Pólux desequilibra-se em seu único pé apoiado na imaginária linha e num lance rápido se vê enclausurado no fel de sua amargura medrosa. Aquilo o apavora imensamente, e o tamanho deste medo suplanta a todos os outros, dando-lhe forças para se apoiar nas duas pernas e imergir em mais uma de suas introspecções, porém desta vez utiliza-se de sua bela voz dizendo a todos os que podem ouví-lo:

"... sabe quando você está no chão, caído, sem forças pra se levantar, e olha pra uma formiguinha, tão minúscula carregando um pedaço enorme de graveto? ... sabe quando você acorda pra vida com um simples fato desses?

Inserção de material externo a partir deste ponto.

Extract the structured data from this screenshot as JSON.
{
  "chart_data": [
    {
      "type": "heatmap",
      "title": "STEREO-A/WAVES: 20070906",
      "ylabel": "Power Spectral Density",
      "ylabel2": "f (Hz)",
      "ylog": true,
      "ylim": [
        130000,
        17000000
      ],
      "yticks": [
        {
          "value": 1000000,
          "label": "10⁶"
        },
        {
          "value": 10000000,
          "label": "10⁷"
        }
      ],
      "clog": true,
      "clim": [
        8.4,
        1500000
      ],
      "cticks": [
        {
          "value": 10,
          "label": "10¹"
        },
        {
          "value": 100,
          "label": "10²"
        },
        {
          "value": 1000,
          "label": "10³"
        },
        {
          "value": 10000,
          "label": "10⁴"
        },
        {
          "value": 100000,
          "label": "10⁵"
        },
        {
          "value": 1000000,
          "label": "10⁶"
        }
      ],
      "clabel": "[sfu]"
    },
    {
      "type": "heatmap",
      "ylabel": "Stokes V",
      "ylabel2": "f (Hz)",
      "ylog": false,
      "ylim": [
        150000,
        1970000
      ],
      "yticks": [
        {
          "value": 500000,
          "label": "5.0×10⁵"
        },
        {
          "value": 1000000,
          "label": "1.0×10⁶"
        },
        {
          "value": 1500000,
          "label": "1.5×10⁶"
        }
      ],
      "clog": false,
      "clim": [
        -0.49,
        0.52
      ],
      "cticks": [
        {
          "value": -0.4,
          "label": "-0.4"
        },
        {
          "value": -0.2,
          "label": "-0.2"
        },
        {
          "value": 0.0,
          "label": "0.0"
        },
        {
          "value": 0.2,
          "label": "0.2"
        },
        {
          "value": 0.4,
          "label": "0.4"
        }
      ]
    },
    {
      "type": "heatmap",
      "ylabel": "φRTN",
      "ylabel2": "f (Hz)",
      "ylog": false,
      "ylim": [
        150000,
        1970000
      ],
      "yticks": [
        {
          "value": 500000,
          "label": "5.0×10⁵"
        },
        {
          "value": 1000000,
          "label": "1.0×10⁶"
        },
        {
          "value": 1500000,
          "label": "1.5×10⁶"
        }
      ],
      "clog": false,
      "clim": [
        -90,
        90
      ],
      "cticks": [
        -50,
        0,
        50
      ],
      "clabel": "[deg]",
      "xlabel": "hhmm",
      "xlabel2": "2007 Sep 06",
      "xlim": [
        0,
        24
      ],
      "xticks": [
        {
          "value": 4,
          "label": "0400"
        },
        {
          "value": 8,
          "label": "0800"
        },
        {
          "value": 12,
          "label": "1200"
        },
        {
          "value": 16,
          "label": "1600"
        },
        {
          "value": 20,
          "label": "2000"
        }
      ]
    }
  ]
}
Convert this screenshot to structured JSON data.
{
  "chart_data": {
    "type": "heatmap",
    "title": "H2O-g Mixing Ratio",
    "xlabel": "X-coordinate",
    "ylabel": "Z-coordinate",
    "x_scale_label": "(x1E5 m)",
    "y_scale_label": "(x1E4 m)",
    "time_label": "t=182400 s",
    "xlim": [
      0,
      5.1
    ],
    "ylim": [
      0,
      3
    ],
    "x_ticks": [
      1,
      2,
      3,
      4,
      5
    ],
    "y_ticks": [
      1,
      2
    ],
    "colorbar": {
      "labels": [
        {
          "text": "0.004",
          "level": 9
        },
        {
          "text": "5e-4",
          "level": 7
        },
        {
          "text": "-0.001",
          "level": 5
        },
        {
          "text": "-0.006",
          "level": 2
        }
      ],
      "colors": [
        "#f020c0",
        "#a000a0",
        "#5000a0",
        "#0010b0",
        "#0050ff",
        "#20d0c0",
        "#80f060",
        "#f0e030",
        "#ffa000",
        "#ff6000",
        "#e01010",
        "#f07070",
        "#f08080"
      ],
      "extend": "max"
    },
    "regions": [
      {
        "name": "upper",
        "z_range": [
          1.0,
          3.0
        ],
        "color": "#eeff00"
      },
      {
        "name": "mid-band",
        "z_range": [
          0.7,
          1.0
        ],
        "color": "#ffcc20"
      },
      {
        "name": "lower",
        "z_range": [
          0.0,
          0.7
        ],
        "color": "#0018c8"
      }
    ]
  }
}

Então, sabe quando podemos ver, depois de muitas amostras, que realmente estamos aqui para aprendermos a viver e não simplesmente para ‘viver’? ... É, isso é realmente possível! ... quando nos permitimos errar, errar, errar, e mais inúmeras vezes errar para que em algum momento possamos aprender e nunca mais esquecer! ... sabe quando percebemos que isto só é possível se nos permitimos entrar de corpo e alma, sem medos e ‘neuras’ numa situação qualquer, numa relação qualquer? ... sabe quando nos entregamos totalmente a alguém que, pelo menos naquele momento, vale toda a pena do mundo, e isso nos traz minutos (para alguns) e décadas (para muitos) de verdadeira Felicidade cúmplice? ... veja, se forem minutos vividos tenho certeza de que serão os melhores minutos vividos (assim como foram os que vivi com aquele outro amor), os minutos que realmente estive inteiramente presente, dividindo-os com alguém que naquele tempo com certeza me mereceu, pois me fez a pessoa mais Feliz. Se forem décadas então, não precisamos nem falar, não é? ... sabe quando você começa a achar que toda sua nostalgia valeu pra alguma coisa? ... tipo quando você reconhece que precisava passar por aquilo e tirou da situação a melhor lição possível? ... Pois é, isso acontece e aconteceu comigo. Hoje sei que sou capaz sim de me entregar totalmente a alguém, sem medo ou preocupações, pois hoje e sempre, o que quero (e queria desde o começo) é Ser Feliz! Sejam segundos, minutos ou décadas!"


*Citações de "A Divina Comédia - Inferno" de Dante Alighieri.
P.S.> A linguagem propositalmente não-coloquial utilizada pelo narrador, chata e difícil, é para aceitarmos que a Vida talvez não seja para ser compreendida e sim apenas vivida!